Maybe it's where I live, or maybe it's the era in which we all live, but people don't talk to or comment on my children much at all.
Some people give me sympathetic half-smiles in the grocery store as the baby lunges for everything in sight and I try to keep her brothers from climbing the cart like it's a rock wall. Others avoid eye contact with us altogether.
Every now and then, I get a contemptuous comment that leaves me stinging, like the time my son accidentally stepped on a dog's paw and I got an earful from the owner or the time my other son, pedaling away on a bike trail, had the audacity to get in the way of another biker.

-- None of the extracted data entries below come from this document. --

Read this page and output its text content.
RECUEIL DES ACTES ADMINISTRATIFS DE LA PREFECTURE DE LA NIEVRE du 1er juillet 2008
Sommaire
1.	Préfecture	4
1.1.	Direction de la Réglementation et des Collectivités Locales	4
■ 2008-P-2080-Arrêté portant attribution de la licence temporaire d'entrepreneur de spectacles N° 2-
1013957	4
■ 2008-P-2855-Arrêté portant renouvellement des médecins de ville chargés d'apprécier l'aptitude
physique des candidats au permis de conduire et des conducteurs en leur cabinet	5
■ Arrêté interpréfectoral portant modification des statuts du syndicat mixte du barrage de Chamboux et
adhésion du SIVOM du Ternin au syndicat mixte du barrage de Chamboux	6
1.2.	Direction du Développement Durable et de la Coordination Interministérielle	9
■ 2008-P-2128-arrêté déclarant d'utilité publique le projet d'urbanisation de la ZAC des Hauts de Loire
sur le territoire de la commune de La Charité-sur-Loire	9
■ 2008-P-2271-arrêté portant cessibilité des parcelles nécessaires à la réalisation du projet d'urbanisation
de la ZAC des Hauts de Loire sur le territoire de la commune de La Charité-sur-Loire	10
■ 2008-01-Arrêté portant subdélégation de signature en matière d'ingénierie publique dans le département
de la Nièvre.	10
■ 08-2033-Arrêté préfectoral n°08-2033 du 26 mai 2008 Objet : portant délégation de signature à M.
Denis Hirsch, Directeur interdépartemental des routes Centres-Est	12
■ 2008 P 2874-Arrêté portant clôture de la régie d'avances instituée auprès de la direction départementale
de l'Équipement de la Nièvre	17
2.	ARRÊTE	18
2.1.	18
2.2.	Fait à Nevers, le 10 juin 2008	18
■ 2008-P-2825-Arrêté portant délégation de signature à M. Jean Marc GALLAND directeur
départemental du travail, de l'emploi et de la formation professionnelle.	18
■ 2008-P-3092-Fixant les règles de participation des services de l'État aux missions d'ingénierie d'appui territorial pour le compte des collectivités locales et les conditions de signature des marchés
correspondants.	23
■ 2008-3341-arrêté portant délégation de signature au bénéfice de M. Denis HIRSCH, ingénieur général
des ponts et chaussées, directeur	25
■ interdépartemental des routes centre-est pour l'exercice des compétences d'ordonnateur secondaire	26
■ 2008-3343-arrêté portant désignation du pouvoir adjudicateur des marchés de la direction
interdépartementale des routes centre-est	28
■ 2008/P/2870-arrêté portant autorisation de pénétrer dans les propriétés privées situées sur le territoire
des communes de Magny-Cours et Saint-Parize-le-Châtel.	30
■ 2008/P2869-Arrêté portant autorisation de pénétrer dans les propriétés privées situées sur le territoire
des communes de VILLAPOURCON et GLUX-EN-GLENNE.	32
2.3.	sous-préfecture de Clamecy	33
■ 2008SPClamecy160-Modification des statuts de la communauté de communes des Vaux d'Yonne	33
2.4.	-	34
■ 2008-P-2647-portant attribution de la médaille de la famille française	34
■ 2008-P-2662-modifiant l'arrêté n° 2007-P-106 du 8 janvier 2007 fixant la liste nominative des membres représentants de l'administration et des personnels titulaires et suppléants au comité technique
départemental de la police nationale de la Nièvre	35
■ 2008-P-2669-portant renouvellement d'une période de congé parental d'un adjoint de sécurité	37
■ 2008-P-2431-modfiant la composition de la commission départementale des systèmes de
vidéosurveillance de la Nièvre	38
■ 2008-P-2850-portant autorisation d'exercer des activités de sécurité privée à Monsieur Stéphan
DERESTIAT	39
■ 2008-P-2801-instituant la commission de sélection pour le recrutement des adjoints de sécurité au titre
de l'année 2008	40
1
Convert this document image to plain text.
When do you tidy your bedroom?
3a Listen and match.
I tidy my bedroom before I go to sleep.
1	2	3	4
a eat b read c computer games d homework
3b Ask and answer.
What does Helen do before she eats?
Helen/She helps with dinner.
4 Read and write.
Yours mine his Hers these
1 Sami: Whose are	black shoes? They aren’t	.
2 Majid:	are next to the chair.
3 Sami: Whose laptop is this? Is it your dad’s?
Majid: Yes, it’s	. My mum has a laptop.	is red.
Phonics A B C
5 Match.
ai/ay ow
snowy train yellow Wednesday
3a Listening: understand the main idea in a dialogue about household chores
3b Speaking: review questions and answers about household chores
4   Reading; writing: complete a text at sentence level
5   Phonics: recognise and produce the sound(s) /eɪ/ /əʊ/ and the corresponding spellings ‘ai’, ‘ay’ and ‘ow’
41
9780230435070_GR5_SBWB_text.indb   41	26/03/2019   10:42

Then there are the people — the special few — who see my kids. The neighbor down the hall who knows the boys' ages and interests and always dies over the baby's smiles. The older woman at church last week who held my little girl during services so that I could listen and she could feel the weight of an infant in her arms.
My husband and I live 700 miles away from our families.
Outside of my close friends (who have children of their own to fawn over) and the occasional FaceTime with grandparents who live afar, I have no one to share in my children's cuteness, their facetiousness or their accomplishments.
I may have a question tumbling around in my mind for which I'd like your advice. And the glimmer of adult conversation is probably far more appealing to me than you realize.
But more than anything, I need to see my children through your eyes.
These children are the babies I longed for as a preteen, playing mom for a few hours in someone else's house. They are the babies I ached for as a newlywed, the small people I've waited all my life to know.
These children are my lifeblood.
But most of the time, I can't catch that vision.
Most of the time, they are the reason I haven't slept well in five years. They are the reason it is imperative that my clothes be washable. They are the people who know how to push my buttons like no one else and who catch me every time I try to sneak a piece of dark chocolate in the kitchen.
But YOU. You help me see them as I want to.
You can't see the shift in my thinking, but I promise it is there. For the minute we are together, I see my children as you do, and I remember why I never felt truly like myself until I had them.
Whether we know each other or not, those moments of positive interaction allow me to start over. They erase the tone I took with the kids when we were trying to get out of the house — and, at least for a time, I shake the resentment that bubbles up every now and then at having to put myself last so often.
Because once again, I've caught it. I've caught the vision of who these kids are. And thanks to you, I'll hang onto it for as long as I can.